Things around here, you can imagine, have been pretty busy. In between the packing and the myriad good-bye get togethers and the chopping all my hair off (it's short) and the ohmygodI'mleaving freakouts (those have mostly been unwitnessed, and if pressed, I'll deny them), I have managed to get some fiberwork done. I crocheted my mother a shawl for her birthday and actually finished it in time! Huzza! I also finished the first of my dad's socks. Have I offloaded the pictures from my camera yet? Of course not. But, soon.
This week has been a blur of seeing people and doing things and saying way too many goodbyes. I mean...oy. When I get the chance (and can shut the voices in my head up long enough) to sit back and actually think about this next step, I'm really excited about it. Considerably. I think this is going to be a good step. I think the training at my new program is going to be far superior to what I could've gotten if I'd matched closer to home. I think I'm going to love the area and the culture and my job and my new life. I think this is going to be very different and infinitely better than my last and most unfortunate situation. I think, in short, that this is going to be very positive. The world is my oyster. It's been such a difficult two years...I've been in utter limbo, and the mere idea of just having my feet firmly on the ground again is exhilarating. I'm going back to the profession I love, I'm going to have purpose and direction again. And patients. I love having patients. That's the part of the job that rocks. I'm going to learn a lot. I'm going to have new, interesting people around me and get to find out about a lot of different aspects of my newly chosen specialty. I'm going to find whole new things to be interested in, professionally and personally. This is going to be a really good time.

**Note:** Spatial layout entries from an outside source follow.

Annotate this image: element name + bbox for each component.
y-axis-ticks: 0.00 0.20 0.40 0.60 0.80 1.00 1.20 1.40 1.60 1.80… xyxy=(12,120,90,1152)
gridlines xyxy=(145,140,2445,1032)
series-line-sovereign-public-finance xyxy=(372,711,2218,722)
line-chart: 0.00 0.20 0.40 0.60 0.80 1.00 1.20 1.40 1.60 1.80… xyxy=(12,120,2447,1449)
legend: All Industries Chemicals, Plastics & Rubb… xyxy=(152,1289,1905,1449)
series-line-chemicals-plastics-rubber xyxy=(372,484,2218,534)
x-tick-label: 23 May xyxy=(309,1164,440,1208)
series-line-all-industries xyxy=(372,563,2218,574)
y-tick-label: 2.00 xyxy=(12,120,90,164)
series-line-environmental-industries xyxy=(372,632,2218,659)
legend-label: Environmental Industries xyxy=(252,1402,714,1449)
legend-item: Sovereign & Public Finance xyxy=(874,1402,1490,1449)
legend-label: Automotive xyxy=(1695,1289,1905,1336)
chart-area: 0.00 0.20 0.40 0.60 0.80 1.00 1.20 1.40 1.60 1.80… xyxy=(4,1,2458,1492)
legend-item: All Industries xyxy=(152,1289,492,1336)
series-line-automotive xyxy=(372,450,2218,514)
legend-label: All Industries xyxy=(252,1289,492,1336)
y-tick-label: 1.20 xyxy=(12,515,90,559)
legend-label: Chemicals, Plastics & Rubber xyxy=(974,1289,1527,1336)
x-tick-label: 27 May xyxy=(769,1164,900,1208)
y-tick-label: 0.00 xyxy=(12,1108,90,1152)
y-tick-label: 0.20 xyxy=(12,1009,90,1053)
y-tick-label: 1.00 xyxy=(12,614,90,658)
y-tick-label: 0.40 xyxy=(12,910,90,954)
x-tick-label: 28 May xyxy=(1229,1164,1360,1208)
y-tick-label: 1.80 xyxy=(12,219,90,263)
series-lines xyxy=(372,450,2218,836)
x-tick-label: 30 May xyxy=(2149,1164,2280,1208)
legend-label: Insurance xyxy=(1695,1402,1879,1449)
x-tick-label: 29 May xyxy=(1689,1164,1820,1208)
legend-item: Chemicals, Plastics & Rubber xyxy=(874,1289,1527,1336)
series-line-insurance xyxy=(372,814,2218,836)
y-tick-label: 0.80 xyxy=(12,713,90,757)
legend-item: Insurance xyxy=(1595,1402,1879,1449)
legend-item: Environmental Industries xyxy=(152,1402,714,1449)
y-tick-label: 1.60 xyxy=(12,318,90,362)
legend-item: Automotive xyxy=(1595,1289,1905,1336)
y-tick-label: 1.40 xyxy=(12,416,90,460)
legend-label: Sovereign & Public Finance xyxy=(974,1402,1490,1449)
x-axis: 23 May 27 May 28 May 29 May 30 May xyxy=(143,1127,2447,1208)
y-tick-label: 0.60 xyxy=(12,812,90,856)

But I'm very sorry that it has to come at the cost of what stability I have been able to garner, and of the people who have either always been or who have recently become so incredibly important to me. That's the theme I keep falling back on this week. I love these people. This, my family, genetic or practical - that's where it's always been for me. I hate that my milieu has to change, that the dynamic is going to shift. Not that it wouldn't even if I stayed in Chicago - the 80 hour work week has a nasty habit of cutting into your social life. But there's absolutely no chance I can meet for dinner. No coercing me into going out for coffee, no raucous yarn field trips. Not with this family, not without much planning. Does this mean I'll drift off and lose them? No, of course not. We're in the most connected age in history. It doesn't mean losing anyone, necessarily, it just means that the relationships will evolve and modify. Does moving mean that I'll be all alone and have no one to meet for dinner, coffee, or yarn? Of course it doesn't mean that, either. There will be new people in my life, none of whom will replace the old, all of whom will merely expand my life. And to toss in an obscure quote from one of my favorite TV shows, "you've got to live wide" (bonus points to anyone who can name the show. Or who is still reading these ramblings). But it all means change, which carries with it its own intrinsic sort of loss.
But then again, change is the most constant thing in the universe, isn't it?